Il devait en effet souffrir atrocement, et on le voyait parce qu’il est de ces phénomènes physiques qui échappent à la plus robuste volonté. Ainsi, ses cheveux étaient trempés de sueur, et de grosses gouttes qu’il essuyait avec sa manche, roulaient par moments le long de son visage pâli.

— Je ne suis pas votre ennemi, dit doucement M. Segmuller, qui avait pris le mot pour lui. Un juge d’instruction n’est ni l’ami ni l’ennemi d’un prévenu, il n’est que l’ami de la vérité et des lois. Je ne cherche ni un innocent ni un coupable, je veux trouver ce qui est. Il faut que je sache qui vous êtes… et je le saurai.
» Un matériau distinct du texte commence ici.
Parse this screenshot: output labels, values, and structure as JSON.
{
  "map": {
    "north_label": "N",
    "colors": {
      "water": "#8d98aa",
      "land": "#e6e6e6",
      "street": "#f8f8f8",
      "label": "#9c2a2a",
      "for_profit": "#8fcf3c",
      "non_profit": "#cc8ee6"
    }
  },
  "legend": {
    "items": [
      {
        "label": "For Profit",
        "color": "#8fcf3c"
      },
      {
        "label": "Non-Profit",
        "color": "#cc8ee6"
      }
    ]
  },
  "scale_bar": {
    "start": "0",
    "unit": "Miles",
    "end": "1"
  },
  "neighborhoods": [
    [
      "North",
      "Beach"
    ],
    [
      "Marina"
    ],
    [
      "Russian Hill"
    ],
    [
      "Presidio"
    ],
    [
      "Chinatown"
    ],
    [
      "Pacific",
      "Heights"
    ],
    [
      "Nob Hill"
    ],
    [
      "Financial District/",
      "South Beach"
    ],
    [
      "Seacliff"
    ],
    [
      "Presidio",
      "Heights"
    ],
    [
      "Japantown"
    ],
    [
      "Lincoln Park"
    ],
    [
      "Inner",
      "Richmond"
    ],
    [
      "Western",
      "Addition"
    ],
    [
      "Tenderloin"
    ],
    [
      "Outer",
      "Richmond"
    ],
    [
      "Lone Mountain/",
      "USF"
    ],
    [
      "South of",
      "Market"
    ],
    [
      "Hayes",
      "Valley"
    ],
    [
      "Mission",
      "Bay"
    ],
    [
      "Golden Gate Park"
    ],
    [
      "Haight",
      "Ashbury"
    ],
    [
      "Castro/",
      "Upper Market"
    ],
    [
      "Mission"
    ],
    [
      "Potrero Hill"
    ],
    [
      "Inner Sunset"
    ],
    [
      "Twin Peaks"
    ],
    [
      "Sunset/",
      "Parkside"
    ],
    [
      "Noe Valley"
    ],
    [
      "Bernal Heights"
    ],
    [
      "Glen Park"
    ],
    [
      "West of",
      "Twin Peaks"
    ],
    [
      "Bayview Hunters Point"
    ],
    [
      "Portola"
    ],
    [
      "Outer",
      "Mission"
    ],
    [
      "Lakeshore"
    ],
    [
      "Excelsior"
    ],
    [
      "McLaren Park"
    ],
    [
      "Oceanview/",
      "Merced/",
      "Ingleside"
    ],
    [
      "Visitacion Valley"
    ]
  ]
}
— Eh !… je me tue à le dire : je suis Mai !

— Non.

— Qui donc serais-je alors ?… Un grand personnage déguisé ?… Ah ! je le voudrais bien. J’aurais de bons papiers, en ce cas, je vous les montrerais et vous me lâcheriez… car vous le savez bien, mon bon monsieur, je suis innocent comme vous…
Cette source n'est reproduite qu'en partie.